Figure 22: HW for each input (left), frequency, power consumption, and temperature (right) resulting from Listing 7 after averaging the values between 400 and 800 seconds.

Figure 23: Filter rendering times on M1 CPU for white and black pixels for History Sniffing on Safari. The left plot is from the default configuration, while the right plot is when the frequency is constant.

B Ascertaining Frequency as the Primary Source of Timing Differences

Here, we describe our experimental setup and additional results for ensuring that frequency causes the timing difference between black and white pixels.

**Experimental Setup.** We define the baseline difference as the timing difference between rendering filters on black pixels and white pixels when each device is in its default configuration. Next, we compare the baseline with the timing difference when we clamp the frequency such that it is constant, and define this as the experimental difference.

We perform our analysis on the Nvidia RTX 3060, AMD RX 6600, and Apple M1. On the RTX 3060 and RX 6600, we clamp the frequency to several P-states below the peak P-state to avoid power- or temperature-induced behavior. We achieve this with the `nvidia-smi` utility [21] on the RTX 3060, and the `radeon-profile` utility [53] for the RX 6600.

In contrast, Apple does not provide an interface to clamp the frequency of the M1 CPU or GPU. Observing from our previous experiments that the M1 Mac Mini has sufficient power and thermal budgets to always maintain its highest CPU and GPU P-states, we use the Mac Mini to measure the experimental difference. We then use the M1 MacBook Air to measure the baseline, knowing that it exhibits data-dependent behavior on frequency.

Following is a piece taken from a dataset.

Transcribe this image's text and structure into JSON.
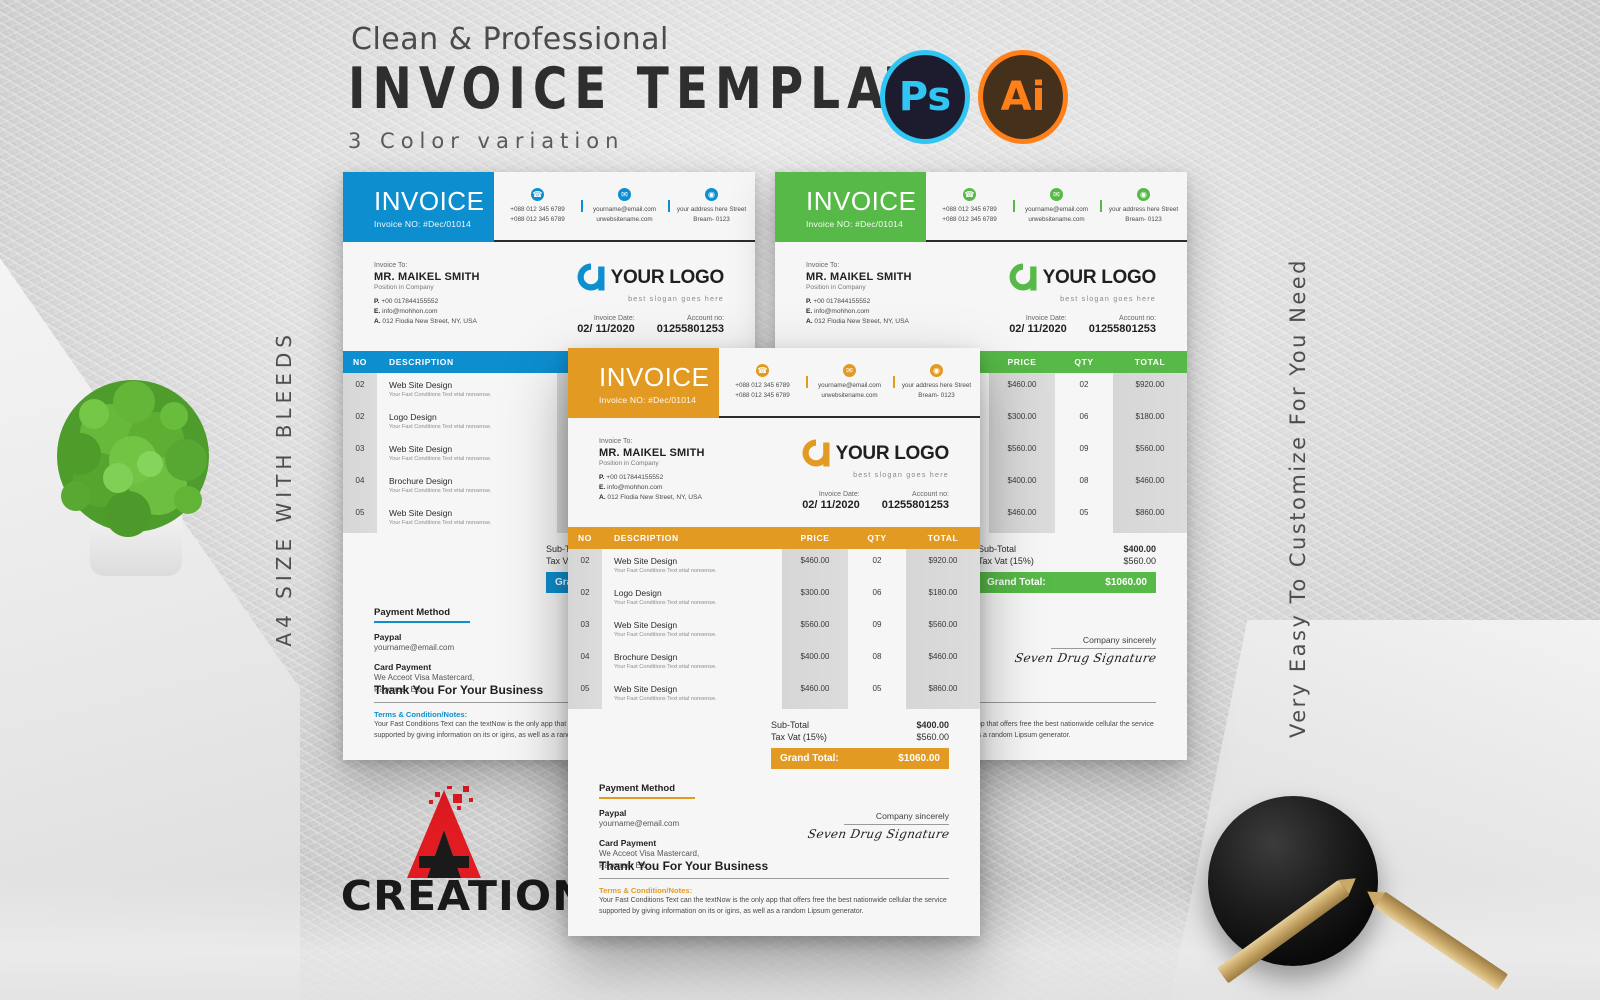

We measure the rendering time for a fixed number of iterations of `requestAnimationFrame`. We time 100 iterations on the M1 GPU, 250 iterations on the M1 CPU for Safari, and 250 iterations on the RX 6600. Noticing the coarse timer resolution in both Chrome and Safari, we patch the browsers to supply high-resolution timestamps of at least microsecond granularity, without rounding. Finally, we show our results for History Sniffing on Safari in Figure 23.